Neo4j announced Neo4j Graph Data Science, the company’s comprehensive graph analytics workspace built for data scientists, is now available with new and enhanced capabilities, and as a fully managed cloud service called AuraDS.
AI and machine learning (ML) have propelled the use of predictive data architectures and their application across a broad range of use cases like recommendation engines, fraud detection, and customer 360 scenarios. The accuracy of these models is highly correlated to the completeness of context.
Neo4j Graph Data Science is designed to make it easy for data scientists to achieve greater predictive accuracy with comprehensive graph analysis techniques. Users can improve models through a library of graph algorithms, ML pipelines, and data science methods. Neo4j Graph Data Science has been widely adopted and is trusted to perform at scale, easily handling hundreds of billions of nodes and relationships.
“Neo4j Graph Data Science offerings help developers offer better predictions and stronger recommendation engines to business users,” said Ritika Suri, Director, Technology Partnerships at Google. “Customers can now deploy Graph Data Science on Google Cloud’s trusted, global infrastructure, gaining the ability to seamlessly scale based on business needs, and bringing their data closer to BigQuery and Google Cloud’s capability in AI, ML, and analytics.
“More software developers are looking to data science for ways to offer better predictions and stronger recommendation engines to users.

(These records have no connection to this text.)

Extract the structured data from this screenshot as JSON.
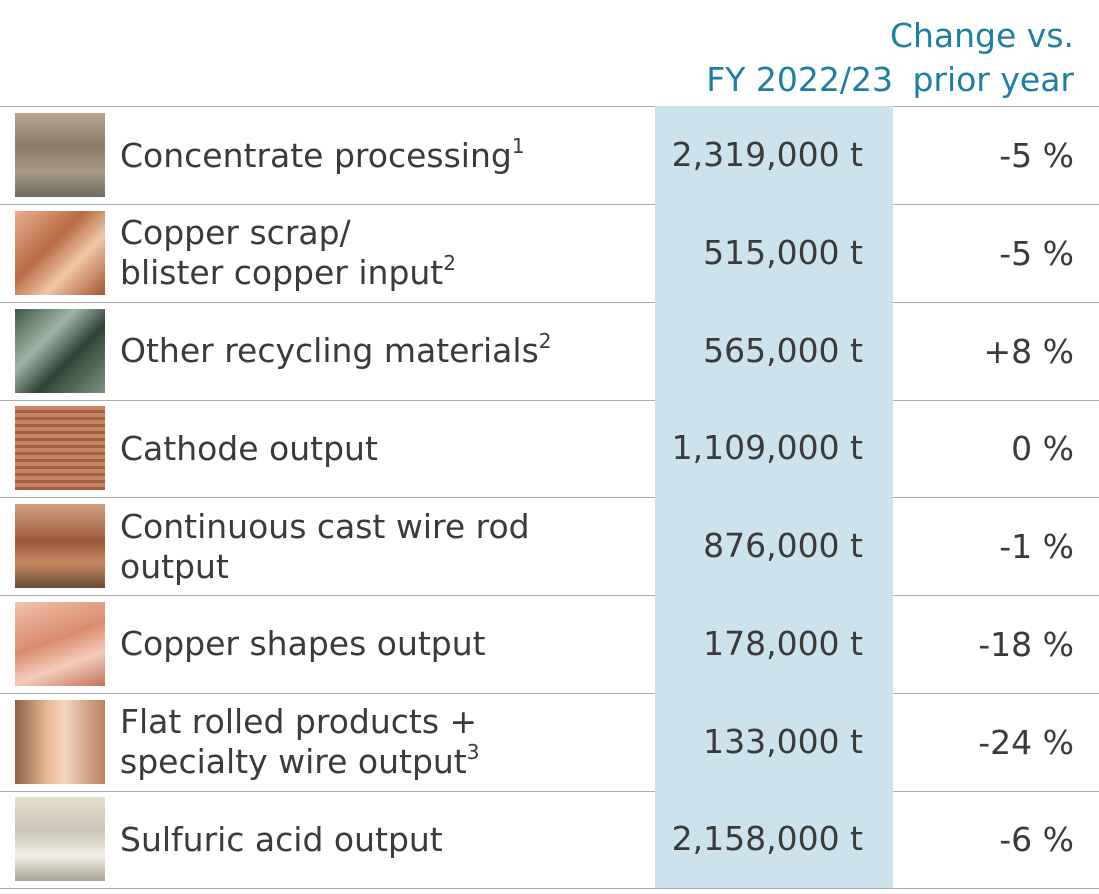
{
  "table": {
    "header": {
      "value": "FY 2022/23",
      "change": [
        "Change vs.",
        "prior year"
      ]
    },
    "rows": [
      {
        "label": [
          "Concentrate processing"
        ],
        "note": "1",
        "value": "2,319,000 t",
        "change": "-5 %"
      },
      {
        "label": [
          "Copper scrap/",
          "blister copper input"
        ],
        "note": "2",
        "value": "515,000 t",
        "change": "-5 %"
      },
      {
        "label": [
          "Other recycling materials"
        ],
        "note": "2",
        "value": "565,000 t",
        "change": "+8 %"
      },
      {
        "label": [
          "Cathode output"
        ],
        "value": "1,109,000 t",
        "change": "0 %"
      },
      {
        "label": [
          "Continuous cast wire rod",
          "output"
        ],
        "value": "876,000 t",
        "change": "-1 %"
      },
      {
        "label": [
          "Copper shapes output"
        ],
        "value": "178,000 t",
        "change": "-18 %"
      },
      {
        "label": [
          "Flat rolled products +",
          "specialty wire output"
        ],
        "note": "3",
        "value": "133,000 t",
        "change": "-24 %"
      },
      {
        "label": [
          "Sulfuric acid output"
        ],
        "value": "2,158,000 t",
        "change": "-6 %"
      }
    ]
  }
}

Google Cloud and Neo4j Graph Data Science products help software developers and data scientists who are building the world’s next set of intelligent applications by leveraging the power of graph algorithms to bring context to data and improve their models,” said Suri.

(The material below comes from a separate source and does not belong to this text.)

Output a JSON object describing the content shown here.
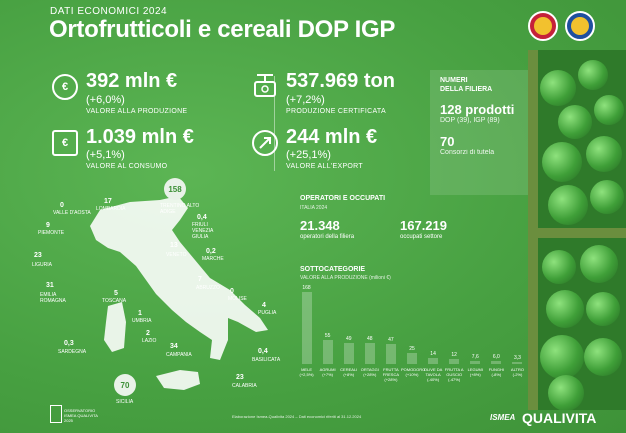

Neo4j Graph Data Science makes it easy for data scientists to work within their existing data pipeline of tools across their ecosystem. Data scientists can use Neo4j Graph Data Science on-premises, and now as a fully managed SaaS solution via Neo4j AuraDS.
According to Zack Gow, CTO of Orita, Neo4j Graph Data Science has enabled his team to be more responsive to customer needs.

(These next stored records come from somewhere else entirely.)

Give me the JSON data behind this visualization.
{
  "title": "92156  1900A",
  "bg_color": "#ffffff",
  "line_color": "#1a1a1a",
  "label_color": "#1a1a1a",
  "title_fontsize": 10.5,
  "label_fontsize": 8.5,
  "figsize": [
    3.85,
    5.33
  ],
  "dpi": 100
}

“Scale is always top of mind for us because we’re processing data that comes from our customers. We never know just how big a customer’s data set will be and we chose Neo4j because we knew it could handle the scaling of an order of magnitude more than what we were expecting,” Gow said. “Even in the early days, when we were trying out a bunch of tools, Neo4j worked for us immediately. Some of the tools we looked at didn’t work at all. Neo4j Graph Data Science got our data into a graph so we could start doing the data science part quickly. As a start up, we don’t have time to waste on tools that are cumbersome.”
Matthew Bernardini, CEO of Zenapse, shared the impact of Neo4j Graph Data Science on his business.
“We chose Neo4j Graph Data Science on AuraDS because it is a completely managed, cloud-based infrastructure combined with an elegant and user-friendly set of tools and extensive library of production-ready data science algorithms that gives us confidence in our platform and allows us to focus on our data and application development,” said Bernardini. “Neo4j Graph Data Science makes it easy to quantify the relationships and similarities that exist in the digital world and to surface new insights about these connected relationships.”
Neo4j AuraDS: Graph Data Science on Google Cloud Platform
Neo4j AuraDS is the power of Graph Data Science available as a fully managed service. It includes access to over 65 graph algorithms in a single workspace so data scientists can experiment faster. In-graph ML models and the native Python client help increase productivity and simplify workflows.
Neo4j AuraDS is available first on Google Cloud’s secure, global, and highly performant structure, and can be paid for with existing Google Cloud commitments or with a credit card. In addition to the Graph Data Science core functionality, AuraDS customers benefit from:
- Simple, powerful workflow: A drag-and-drop UI to model and import data into a graph.
- Scale up and down: Manage access to high compute hardware on-demand as needs change.
- Automated operations: Workloads are monitored, patched, and backed up behind the scenes without any user action.
- MLOps support: Persist, publish, and restore models without interruptions from restarts.
- Predictable cost: Manage costs with pay-as-you-go pricing and the option of pausing unused instances.
- One-click backup: Take a snapshot of instances, models, and in-memory graphs in one click.